But some city regeneration workers have said there is a real fear the dilapidated site - which has become a magnet for prostitutes and drug dealers - will remain untouched for many more years.
A source said: "Tesco may have these great ideas but we'll be amazed if they stick to their promise. It's more likely they will get planning permission and then sell the land for a huge profit."
Tesco did remain true to building two Tesco Express stores in the city - a move that has hit smaller businesses hard.
Even the Express & Star-owned Stars News is feeling the effects. In the week that a new Tesco Express opened in Wolverhampton's Penn Road, our shop across the road lost £4,500.

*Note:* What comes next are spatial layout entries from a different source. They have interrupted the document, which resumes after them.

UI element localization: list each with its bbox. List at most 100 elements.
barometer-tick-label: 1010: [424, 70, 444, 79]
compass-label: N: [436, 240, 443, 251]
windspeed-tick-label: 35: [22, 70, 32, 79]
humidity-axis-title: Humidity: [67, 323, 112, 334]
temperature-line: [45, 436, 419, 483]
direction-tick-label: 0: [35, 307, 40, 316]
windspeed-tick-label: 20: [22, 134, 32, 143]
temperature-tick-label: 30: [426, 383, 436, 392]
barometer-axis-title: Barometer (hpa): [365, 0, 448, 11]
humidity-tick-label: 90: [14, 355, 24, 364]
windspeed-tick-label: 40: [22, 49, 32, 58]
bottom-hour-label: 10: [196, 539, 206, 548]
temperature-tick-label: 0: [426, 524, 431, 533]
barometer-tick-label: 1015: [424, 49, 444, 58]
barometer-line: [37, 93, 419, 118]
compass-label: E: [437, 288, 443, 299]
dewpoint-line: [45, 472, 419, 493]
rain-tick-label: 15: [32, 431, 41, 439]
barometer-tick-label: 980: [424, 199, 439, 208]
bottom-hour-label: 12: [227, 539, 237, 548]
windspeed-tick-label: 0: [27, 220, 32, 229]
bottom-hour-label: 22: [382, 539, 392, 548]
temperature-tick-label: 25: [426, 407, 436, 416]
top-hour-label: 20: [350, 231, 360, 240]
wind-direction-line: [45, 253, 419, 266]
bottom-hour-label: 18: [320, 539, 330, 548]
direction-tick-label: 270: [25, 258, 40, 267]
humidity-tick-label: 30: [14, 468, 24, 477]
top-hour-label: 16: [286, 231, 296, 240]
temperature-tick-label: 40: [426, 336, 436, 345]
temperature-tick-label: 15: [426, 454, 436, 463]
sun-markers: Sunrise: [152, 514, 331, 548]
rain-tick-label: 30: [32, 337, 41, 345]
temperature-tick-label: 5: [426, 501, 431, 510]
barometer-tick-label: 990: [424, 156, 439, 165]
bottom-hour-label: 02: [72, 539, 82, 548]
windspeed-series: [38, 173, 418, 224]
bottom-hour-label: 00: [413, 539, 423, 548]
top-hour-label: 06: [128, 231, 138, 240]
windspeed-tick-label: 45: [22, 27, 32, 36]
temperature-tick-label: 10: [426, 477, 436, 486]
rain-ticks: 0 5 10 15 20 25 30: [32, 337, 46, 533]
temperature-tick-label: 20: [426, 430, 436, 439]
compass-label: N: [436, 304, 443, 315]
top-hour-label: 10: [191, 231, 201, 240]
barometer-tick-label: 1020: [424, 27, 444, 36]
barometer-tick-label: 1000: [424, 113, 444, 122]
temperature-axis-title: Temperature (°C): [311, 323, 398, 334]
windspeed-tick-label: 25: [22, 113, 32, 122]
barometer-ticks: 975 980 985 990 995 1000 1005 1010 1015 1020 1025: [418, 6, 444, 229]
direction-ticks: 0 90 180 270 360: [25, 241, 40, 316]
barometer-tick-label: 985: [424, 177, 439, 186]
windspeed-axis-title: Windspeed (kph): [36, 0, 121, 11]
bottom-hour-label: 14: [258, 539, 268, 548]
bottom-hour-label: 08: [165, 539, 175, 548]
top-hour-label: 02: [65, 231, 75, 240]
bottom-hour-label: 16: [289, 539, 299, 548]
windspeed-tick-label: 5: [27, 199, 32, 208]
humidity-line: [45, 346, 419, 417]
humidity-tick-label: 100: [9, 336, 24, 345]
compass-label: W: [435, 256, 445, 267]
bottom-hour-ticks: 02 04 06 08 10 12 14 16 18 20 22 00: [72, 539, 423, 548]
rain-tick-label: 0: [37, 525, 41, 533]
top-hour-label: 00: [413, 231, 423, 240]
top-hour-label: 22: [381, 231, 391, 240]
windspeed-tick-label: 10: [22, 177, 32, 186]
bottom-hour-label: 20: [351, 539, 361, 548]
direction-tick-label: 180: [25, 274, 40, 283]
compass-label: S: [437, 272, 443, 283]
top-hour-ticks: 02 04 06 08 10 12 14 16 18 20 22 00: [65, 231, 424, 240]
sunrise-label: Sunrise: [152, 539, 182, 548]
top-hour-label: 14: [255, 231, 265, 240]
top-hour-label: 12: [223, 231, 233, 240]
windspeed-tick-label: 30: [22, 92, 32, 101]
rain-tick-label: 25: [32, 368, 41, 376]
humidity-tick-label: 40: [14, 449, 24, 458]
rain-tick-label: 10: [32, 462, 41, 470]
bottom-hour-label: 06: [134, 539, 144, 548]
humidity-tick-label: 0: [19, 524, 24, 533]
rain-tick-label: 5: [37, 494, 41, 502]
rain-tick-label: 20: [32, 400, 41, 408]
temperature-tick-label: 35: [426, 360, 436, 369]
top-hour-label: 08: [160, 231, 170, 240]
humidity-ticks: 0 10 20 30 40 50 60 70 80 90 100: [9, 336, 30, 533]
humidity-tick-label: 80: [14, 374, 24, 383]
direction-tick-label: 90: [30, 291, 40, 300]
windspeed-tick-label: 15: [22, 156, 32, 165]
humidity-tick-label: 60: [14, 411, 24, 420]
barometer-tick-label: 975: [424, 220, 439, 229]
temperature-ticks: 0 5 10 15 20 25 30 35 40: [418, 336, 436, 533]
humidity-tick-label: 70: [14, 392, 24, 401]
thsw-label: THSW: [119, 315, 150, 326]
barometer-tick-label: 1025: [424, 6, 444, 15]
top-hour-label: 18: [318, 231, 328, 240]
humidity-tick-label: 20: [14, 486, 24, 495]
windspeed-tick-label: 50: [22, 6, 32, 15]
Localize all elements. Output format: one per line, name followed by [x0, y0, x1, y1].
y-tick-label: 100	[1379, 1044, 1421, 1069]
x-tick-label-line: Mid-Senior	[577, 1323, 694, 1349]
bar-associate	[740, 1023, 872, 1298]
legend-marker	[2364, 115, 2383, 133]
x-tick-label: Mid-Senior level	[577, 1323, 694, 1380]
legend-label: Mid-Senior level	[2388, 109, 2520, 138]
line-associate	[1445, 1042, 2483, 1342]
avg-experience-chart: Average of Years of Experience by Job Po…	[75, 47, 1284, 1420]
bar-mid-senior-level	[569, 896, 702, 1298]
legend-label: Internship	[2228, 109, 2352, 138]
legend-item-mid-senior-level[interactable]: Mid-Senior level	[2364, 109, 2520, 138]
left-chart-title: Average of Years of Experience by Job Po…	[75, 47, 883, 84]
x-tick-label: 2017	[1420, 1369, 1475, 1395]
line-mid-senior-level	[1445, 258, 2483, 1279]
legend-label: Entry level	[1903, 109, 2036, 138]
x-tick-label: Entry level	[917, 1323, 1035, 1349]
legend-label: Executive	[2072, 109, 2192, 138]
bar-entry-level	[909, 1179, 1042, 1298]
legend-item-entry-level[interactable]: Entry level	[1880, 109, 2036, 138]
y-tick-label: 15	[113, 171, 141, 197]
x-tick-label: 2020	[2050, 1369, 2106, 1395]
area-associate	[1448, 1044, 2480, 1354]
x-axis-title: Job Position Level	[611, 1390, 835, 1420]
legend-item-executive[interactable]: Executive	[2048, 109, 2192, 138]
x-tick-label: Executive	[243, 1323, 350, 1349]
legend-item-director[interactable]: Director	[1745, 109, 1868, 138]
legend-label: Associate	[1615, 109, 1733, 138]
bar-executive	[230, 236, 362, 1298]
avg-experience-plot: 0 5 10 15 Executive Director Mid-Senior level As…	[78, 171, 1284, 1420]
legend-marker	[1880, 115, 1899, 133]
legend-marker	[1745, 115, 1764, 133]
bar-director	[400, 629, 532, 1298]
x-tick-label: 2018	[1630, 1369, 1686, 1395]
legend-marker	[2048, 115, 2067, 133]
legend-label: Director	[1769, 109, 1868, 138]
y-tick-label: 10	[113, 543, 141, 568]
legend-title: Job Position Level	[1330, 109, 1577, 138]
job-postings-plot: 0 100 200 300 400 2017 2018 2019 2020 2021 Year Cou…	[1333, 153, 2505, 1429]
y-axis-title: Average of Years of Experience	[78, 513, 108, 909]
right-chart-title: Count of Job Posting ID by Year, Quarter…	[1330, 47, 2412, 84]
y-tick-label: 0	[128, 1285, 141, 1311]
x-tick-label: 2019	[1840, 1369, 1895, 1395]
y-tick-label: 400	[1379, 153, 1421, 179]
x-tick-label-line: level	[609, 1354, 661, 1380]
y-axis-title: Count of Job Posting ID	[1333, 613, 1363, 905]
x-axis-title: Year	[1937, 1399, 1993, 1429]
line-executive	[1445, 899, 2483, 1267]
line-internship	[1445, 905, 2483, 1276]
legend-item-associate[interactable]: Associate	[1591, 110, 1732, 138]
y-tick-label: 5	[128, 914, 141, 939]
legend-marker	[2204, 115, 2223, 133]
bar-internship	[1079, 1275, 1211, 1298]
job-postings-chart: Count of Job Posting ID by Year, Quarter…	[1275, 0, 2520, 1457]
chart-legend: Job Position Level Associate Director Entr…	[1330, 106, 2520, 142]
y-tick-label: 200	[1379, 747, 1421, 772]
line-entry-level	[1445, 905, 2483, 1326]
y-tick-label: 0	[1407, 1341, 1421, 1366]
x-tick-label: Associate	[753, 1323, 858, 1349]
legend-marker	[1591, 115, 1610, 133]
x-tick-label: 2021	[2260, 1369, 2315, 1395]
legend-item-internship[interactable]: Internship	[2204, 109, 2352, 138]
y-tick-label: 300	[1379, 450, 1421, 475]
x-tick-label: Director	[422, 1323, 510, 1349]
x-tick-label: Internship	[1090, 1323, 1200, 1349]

Managing director of Stars News Paul Siviter said: "We were expecting the new Tesco to have an impact and knew we would be hit badly in the first week.
"It's inevitable because there's always going to be some novelty value when a new shop opens."
Today the superstores were subject to an inquiry by the Competition Commission, whose preliminary findings talk of a concern that Tesco and other companies are taking a "stranglehold" on shops in towns and cities.
Businesses in Willenhall Road, Wolverhampton, where a Tesco Express is set to open in days, have told of their fears of the impact the new store will have on trade.
And in the Wyre Forest district a councillor has claimed proposals for a Tesco superstore at Stourport-on-Severn will "decimate" shops.
In Sandwell, many small traders have been forced out by supermarkets.
Among them are shops in Wills Way, Smethwick, which are awaiting demolition after trade slumped to a dramatic low.
In Walsall, plans have been in the pipeline since the end of 2005 to build a Tesco Extra store on the site of Walsall College of Arts and Technology.
Meanwhile Melvyn Taylor, of Melvyn's butchers in Cannock town centre, said: "If supermarkets like Tesco continue to open stores at the rate they have, it will eventually kill off the high street altogether which would be a real shame."
But Michelle Phillips, from the One Stop Shop, on Turners Lane in Brierley Hill, said: "We have got a big Sainsburys near to us, but I can honestly say that we hold our own."